Bestätigt wurden mit Ausnahme des demissionierenden Bruno Räss die übrigen Vorstandsmitglieder. Josef Dürr, Präsident der IG St. Galler Sportverbände, liess es sich im Anschluss nicht nehmen, die Verdienste von Bruno Räss zu würdigen. Nach 13 Jahren im Vorstand des St. Galler Kantonal-Fussballverbandes, davon zehn Jahre als Kassier und die vergangenen sieben zusätzlich noch Vizepräsident, wurde der Antrag auf Ehrenmitgliedschaft mit Applaus bestätigt.

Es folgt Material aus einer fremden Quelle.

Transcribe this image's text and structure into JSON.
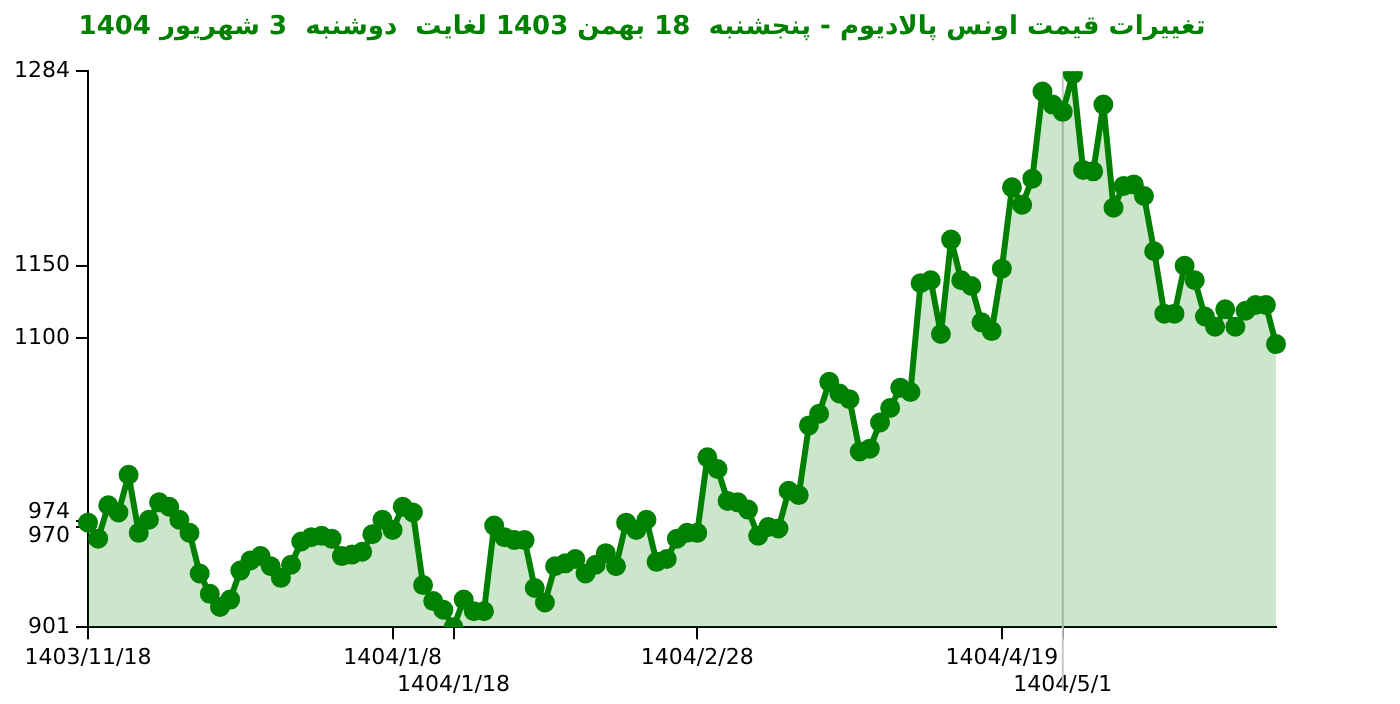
{
  "chart_data": {
    "type": "area",
    "title": "تغییرات قیمت اونس پالادیوم - پنجشنبه  18 بهمن 1403 لغایت  دوشنبه  3 شهریور 1404",
    "categories": [
      "1403/11/18",
      null,
      null,
      null,
      null,
      null,
      null,
      null,
      null,
      null,
      null,
      null,
      null,
      null,
      null,
      null,
      null,
      null,
      null,
      null,
      null,
      null,
      null,
      null,
      null,
      null,
      null,
      null,
      null,
      null,
      "1404/1/8",
      null,
      null,
      null,
      null,
      null,
      "1404/1/18",
      null,
      null,
      null,
      null,
      null,
      null,
      null,
      null,
      null,
      null,
      null,
      null,
      null,
      null,
      null,
      null,
      null,
      null,
      null,
      null,
      null,
      null,
      null,
      "1404/2/28",
      null,
      null,
      null,
      null,
      null,
      null,
      null,
      null,
      null,
      null,
      null,
      null,
      null,
      null,
      null,
      null,
      null,
      null,
      null,
      null,
      null,
      null,
      null,
      null,
      null,
      null,
      null,
      null,
      null,
      "1404/4/19",
      null,
      null,
      null,
      null,
      null,
      "1404/5/1",
      null,
      null,
      null,
      null,
      null,
      null,
      null,
      null,
      null,
      null,
      null,
      null,
      null,
      null,
      null,
      null,
      null,
      null,
      null,
      null,
      null
    ],
    "values": [
      973,
      962,
      985,
      980,
      1006,
      966,
      975,
      987,
      984,
      975,
      966,
      938,
      924,
      915,
      920,
      940,
      947,
      950,
      943,
      935,
      944,
      960,
      963,
      964,
      962,
      950,
      951,
      953,
      965,
      975,
      968,
      984,
      980,
      930,
      919,
      913,
      901,
      920,
      912,
      912,
      971,
      963,
      961,
      961,
      928,
      918,
      943,
      945,
      948,
      938,
      944,
      952,
      943,
      973,
      968,
      975,
      946,
      948,
      962,
      966,
      966,
      1018,
      1010,
      988,
      987,
      982,
      964,
      970,
      969,
      995,
      992,
      1040,
      1048,
      1070,
      1062,
      1058,
      1022,
      1024,
      1042,
      1052,
      1066,
      1063,
      1138,
      1140,
      1103,
      1168,
      1140,
      1136,
      1111,
      1105,
      1148,
      1204,
      1192,
      1210,
      1270,
      1261,
      1256,
      1282,
      1216,
      1215,
      1261,
      1190,
      1205,
      1206,
      1198,
      1160,
      1117,
      1117,
      1150,
      1140,
      1115,
      1108,
      1120,
      1108,
      1119,
      1123,
      1123,
      1096
    ],
    "color": "#008000",
    "marker": "circle",
    "ylim": [
      901,
      1284
    ],
    "yticks": [
      901,
      970,
      974,
      1100,
      1150,
      1284
    ],
    "ref_lines": [
      {
        "axis": "x",
        "value": "1404/5/1",
        "color": "#c8c8c8"
      }
    ]
  }
}
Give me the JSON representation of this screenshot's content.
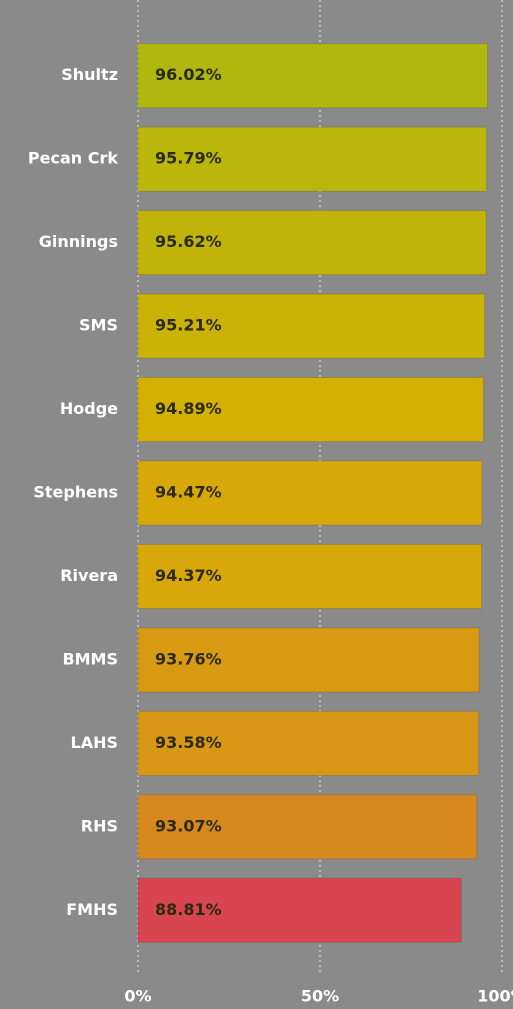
{
  "chart_data": {
    "type": "bar",
    "orientation": "horizontal",
    "categories": [
      "Shultz",
      "Pecan Crk",
      "Ginnings",
      "SMS",
      "Hodge",
      "Stephens",
      "Rivera",
      "BMMS",
      "LAHS",
      "RHS",
      "FMHS"
    ],
    "values": [
      96.02,
      95.79,
      95.62,
      95.21,
      94.89,
      94.47,
      94.37,
      93.76,
      93.58,
      93.07,
      88.81
    ],
    "value_labels": [
      "96.02%",
      "95.79%",
      "95.62%",
      "95.21%",
      "94.89%",
      "94.47%",
      "94.37%",
      "93.76%",
      "93.58%",
      "93.07%",
      "88.81%"
    ],
    "colors": [
      "#b0b70e",
      "#bab60c",
      "#c0b40a",
      "#cab306",
      "#d4b004",
      "#d8a808",
      "#d8a70a",
      "#d89a12",
      "#d89816",
      "#d8891e",
      "#d84550"
    ],
    "xlim": [
      0,
      100
    ],
    "xticks": [
      {
        "value": 0,
        "label": "0%"
      },
      {
        "value": 50,
        "label": "50%"
      },
      {
        "value": 100,
        "label": "100%"
      }
    ],
    "grid": true
  }
}
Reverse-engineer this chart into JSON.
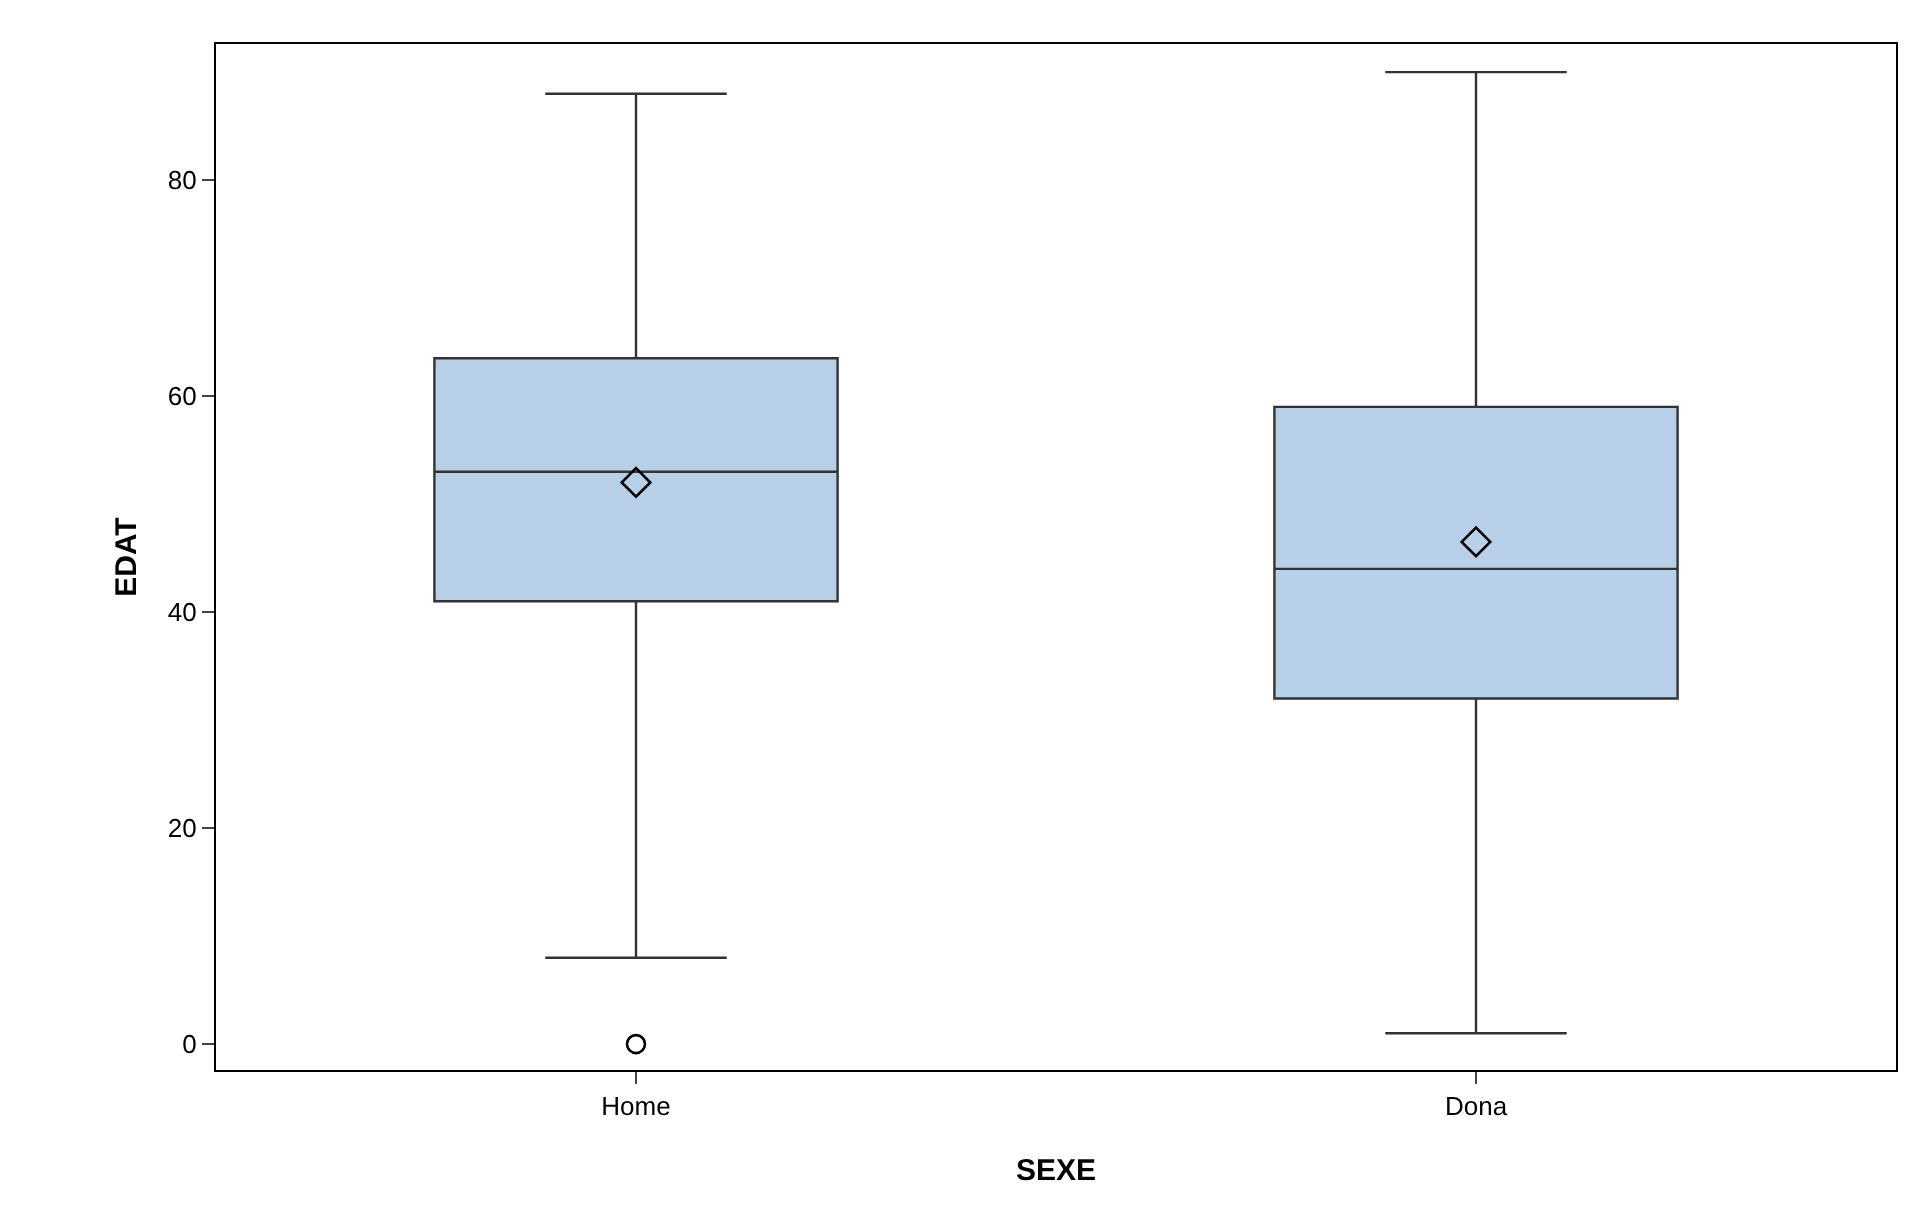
{
  "chart_data": {
    "type": "box",
    "xlabel": "SEXE",
    "ylabel": "EDAT",
    "categories": [
      "Home",
      "Dona"
    ],
    "color": "#b8cfe8",
    "boxes": [
      {
        "low": 8,
        "q1": 41,
        "median": 53,
        "q3": 63.5,
        "high": 88,
        "mean": 52,
        "outliers": [
          0
        ]
      },
      {
        "low": 1,
        "q1": 32,
        "median": 44,
        "q3": 59,
        "high": 90,
        "mean": 46.5
      }
    ],
    "ylim": [
      -2.4,
      92.6
    ],
    "yticks": [
      0,
      20,
      40,
      60,
      80
    ],
    "grid": false
  }
}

Zu dessen Nachfolger stellte sich Ralf Zwick vom FC Wittenbach zur Verfügung, der am 1. August die Leitung der kantonalen Finanzkontrolle übernommen hat und auf einen grossen Rucksack fachlicher Finanzkompetenz zugreifen kann.

Ehrungen durch den Ostschweizer Fussballverband

Weil auch der Ostschweizer Fussballverband seine Delegiertenversammlung im Zweijahresturnus durchführt, genossen die OFV-Spitzen Stephan Häuselmann und Martin Stadler bei den Kantonalen Gastrecht und würdigten Aufsteiger, Gruppensieger und die fairsten Vereine mit einem Matchball und einem Beitrag in die Vereinskasse. «Rund 40000 Franken kommen so den Vereinen zugute», erklärte Stephan Häuselmann». Zu den Geehrten zählt der gastgebende FC Buchs mit dem Aufstieg in die 2. Liga Interregional. Erwähnenswert der SC Bronschhofen, der die Fairnesswertung in der 2. und 4. Liga gewonnen hat und auch bei den Senioren (30+ Regional) und C-Junioren Spitzenplätze einnimmt.

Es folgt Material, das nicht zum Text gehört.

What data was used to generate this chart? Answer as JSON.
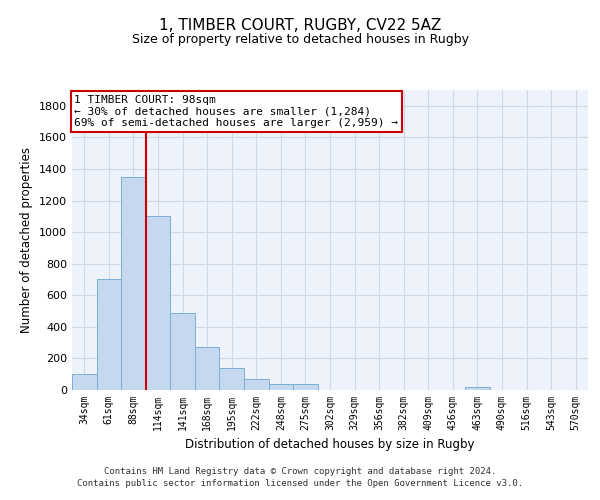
{
  "title_line1": "1, TIMBER COURT, RUGBY, CV22 5AZ",
  "title_line2": "Size of property relative to detached houses in Rugby",
  "xlabel": "Distribution of detached houses by size in Rugby",
  "ylabel": "Number of detached properties",
  "footer_line1": "Contains HM Land Registry data © Crown copyright and database right 2024.",
  "footer_line2": "Contains public sector information licensed under the Open Government Licence v3.0.",
  "categories": [
    "34sqm",
    "61sqm",
    "88sqm",
    "114sqm",
    "141sqm",
    "168sqm",
    "195sqm",
    "222sqm",
    "248sqm",
    "275sqm",
    "302sqm",
    "329sqm",
    "356sqm",
    "382sqm",
    "409sqm",
    "436sqm",
    "463sqm",
    "490sqm",
    "516sqm",
    "543sqm",
    "570sqm"
  ],
  "values": [
    100,
    700,
    1350,
    1100,
    490,
    270,
    140,
    70,
    35,
    35,
    0,
    0,
    0,
    0,
    0,
    0,
    20,
    0,
    0,
    0,
    0
  ],
  "bar_color": "#c5d8ef",
  "bar_edge_color": "#7aafd4",
  "grid_color": "#d0d8e8",
  "background_color": "#eef2fa",
  "vline_color": "#cc0000",
  "vline_x_index": 2.5,
  "annotation_text_line1": "1 TIMBER COURT: 98sqm",
  "annotation_text_line2": "← 30% of detached houses are smaller (1,284)",
  "annotation_text_line3": "69% of semi-detached houses are larger (2,959) →",
  "annotation_box_color": "#cc0000",
  "ylim": [
    0,
    1900
  ],
  "yticks": [
    0,
    200,
    400,
    600,
    800,
    1000,
    1200,
    1400,
    1600,
    1800
  ]
}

Eingeladen in den Saal des Oberstufenzentrums Flös war auch Stefan Hernandez, Präsident des FC St. Gallen 1879. Ihm war es ein Anliegen, sich den Anwesenden näher vorzustellen. Dazu beantwortete er Fragen von Medienchef Daniel Last und solche aus dem Publikum. Trotz medialer Dauerpräsenz, bedingt durch die umstrittene personelle Umstrukturierung der Superligisten, hielten sich die Fragenden mit Schelte zurück, was auf den sportlichen Höhenflug zurückzuführen ist, auf dem sich die Espen zurzeit befinden.